A small sharp peak on the north end of Sculpture Mountain in the upper Rennick Glacier.
Named for its tooth-like shape by the Northern Party of NZGSAE, 1962-63.

===Mount Short===
.
A mountain, 2,110 m high, standing 1 nmi east of Sculpture Mountain.
Mapped by USGS from surveys and United States Navy air photos, 1960-64.

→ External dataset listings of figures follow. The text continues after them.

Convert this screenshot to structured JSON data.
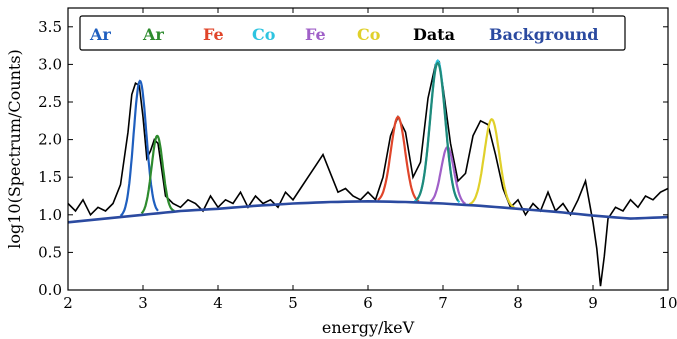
{
  "chart_data": {
    "type": "line",
    "title": "",
    "xlabel": "energy/keV",
    "ylabel": "log10(Spectrum/Counts)",
    "xlim": [
      2,
      10
    ],
    "ylim": [
      0.0,
      3.75
    ],
    "x_ticks": [
      "2",
      "3",
      "4",
      "5",
      "6",
      "7",
      "8",
      "9",
      "10"
    ],
    "y_ticks": [
      "0.0",
      "0.5",
      "1.0",
      "1.5",
      "2.0",
      "2.5",
      "3.0",
      "3.5"
    ],
    "grid": false,
    "legend_position": "top",
    "legend": [
      {
        "label": "Ar",
        "color": "#1f5fbf"
      },
      {
        "label": "Ar",
        "color": "#2e8b2e"
      },
      {
        "label": "Fe",
        "color": "#e0452a"
      },
      {
        "label": "Co",
        "color": "#2ec4e0"
      },
      {
        "label": "Fe",
        "color": "#a060c8"
      },
      {
        "label": "Co",
        "color": "#e0d02a"
      },
      {
        "label": "Data",
        "color": "#000000"
      },
      {
        "label": "Background",
        "color": "#2b4aa0"
      }
    ],
    "series": [
      {
        "name": "Background",
        "color": "#2b4aa0",
        "kind": "background",
        "x": [
          2.0,
          2.5,
          3.0,
          3.5,
          4.0,
          4.5,
          5.0,
          5.5,
          6.0,
          6.5,
          7.0,
          7.5,
          8.0,
          8.5,
          9.0,
          9.5,
          10.0
        ],
        "y": [
          0.9,
          0.95,
          1.0,
          1.05,
          1.08,
          1.12,
          1.15,
          1.17,
          1.18,
          1.17,
          1.15,
          1.12,
          1.08,
          1.04,
          0.99,
          0.95,
          0.97
        ]
      },
      {
        "name": "Ar",
        "color": "#1f5fbf",
        "kind": "peak",
        "center": 2.96,
        "height": 2.78,
        "sigma": 0.085,
        "range": [
          2.7,
          3.2
        ]
      },
      {
        "name": "Ar",
        "color": "#2e8b2e",
        "kind": "peak",
        "center": 3.19,
        "height": 2.05,
        "sigma": 0.075,
        "range": [
          2.98,
          3.42
        ]
      },
      {
        "name": "Fe",
        "color": "#e0452a",
        "kind": "peak",
        "center": 6.4,
        "height": 2.3,
        "sigma": 0.095,
        "range": [
          6.13,
          6.68
        ]
      },
      {
        "name": "Co",
        "color": "#2ec4e0",
        "kind": "peak",
        "center": 6.93,
        "height": 3.05,
        "sigma": 0.1,
        "range": [
          6.62,
          7.22
        ]
      },
      {
        "name": "Fe",
        "color": "#a060c8",
        "kind": "peak",
        "center": 7.06,
        "height": 1.9,
        "sigma": 0.085,
        "range": [
          6.83,
          7.3
        ]
      },
      {
        "name": "Co",
        "color": "#e0d02a",
        "kind": "peak",
        "center": 7.65,
        "height": 2.27,
        "sigma": 0.1,
        "range": [
          7.35,
          7.95
        ]
      },
      {
        "name": "Co",
        "color": "#1f8a7a",
        "kind": "peak",
        "center": 6.93,
        "height": 3.02,
        "sigma": 0.1,
        "range": [
          6.64,
          7.2
        ]
      }
    ],
    "data_series": {
      "name": "Data",
      "color": "#000000",
      "x": [
        2.0,
        2.1,
        2.2,
        2.3,
        2.4,
        2.5,
        2.6,
        2.7,
        2.8,
        2.85,
        2.9,
        2.95,
        3.0,
        3.05,
        3.1,
        3.15,
        3.2,
        3.25,
        3.3,
        3.4,
        3.5,
        3.6,
        3.7,
        3.8,
        3.9,
        4.0,
        4.1,
        4.2,
        4.3,
        4.4,
        4.5,
        4.6,
        4.7,
        4.8,
        4.9,
        5.0,
        5.1,
        5.2,
        5.3,
        5.4,
        5.5,
        5.6,
        5.7,
        5.8,
        5.9,
        6.0,
        6.1,
        6.2,
        6.3,
        6.4,
        6.5,
        6.6,
        6.7,
        6.8,
        6.9,
        6.95,
        7.0,
        7.1,
        7.2,
        7.3,
        7.4,
        7.5,
        7.6,
        7.7,
        7.8,
        7.9,
        8.0,
        8.1,
        8.2,
        8.3,
        8.4,
        8.5,
        8.6,
        8.7,
        8.8,
        8.9,
        9.0,
        9.05,
        9.1,
        9.15,
        9.2,
        9.3,
        9.4,
        9.5,
        9.6,
        9.7,
        9.8,
        9.9,
        10.0
      ],
      "y": [
        1.15,
        1.05,
        1.2,
        1.0,
        1.1,
        1.05,
        1.15,
        1.4,
        2.1,
        2.6,
        2.75,
        2.72,
        2.3,
        1.75,
        1.85,
        2.0,
        1.95,
        1.6,
        1.25,
        1.15,
        1.1,
        1.2,
        1.15,
        1.05,
        1.25,
        1.1,
        1.2,
        1.15,
        1.3,
        1.1,
        1.25,
        1.15,
        1.2,
        1.1,
        1.3,
        1.2,
        1.35,
        1.5,
        1.65,
        1.8,
        1.55,
        1.3,
        1.35,
        1.25,
        1.2,
        1.3,
        1.2,
        1.5,
        2.05,
        2.3,
        2.1,
        1.5,
        1.7,
        2.55,
        3.0,
        3.03,
        2.7,
        1.95,
        1.45,
        1.55,
        2.05,
        2.25,
        2.2,
        1.8,
        1.35,
        1.1,
        1.2,
        1.0,
        1.15,
        1.05,
        1.3,
        1.05,
        1.15,
        1.0,
        1.2,
        1.45,
        0.9,
        0.55,
        0.05,
        0.45,
        0.95,
        1.1,
        1.05,
        1.2,
        1.1,
        1.25,
        1.2,
        1.3,
        1.35
      ]
    }
  }
}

Named by US-ACAN for Lieutenant Commander John S. Short, United States Navy, LC-130F aircraft commander in Operation Deep Freeze 1967 and 1968.

===Cherry Spur===
.
A prominent rock spur that forms the southwest portion of Sculpture Mountain at the south end of Monument Nunataks.
The feature was geologically studied by Ohio State University field parties in the 1981-82 and 1982-83 seasons.
Named by the US-ACAN after Eric M. Cherry, geologist with those parties who worked on the spur.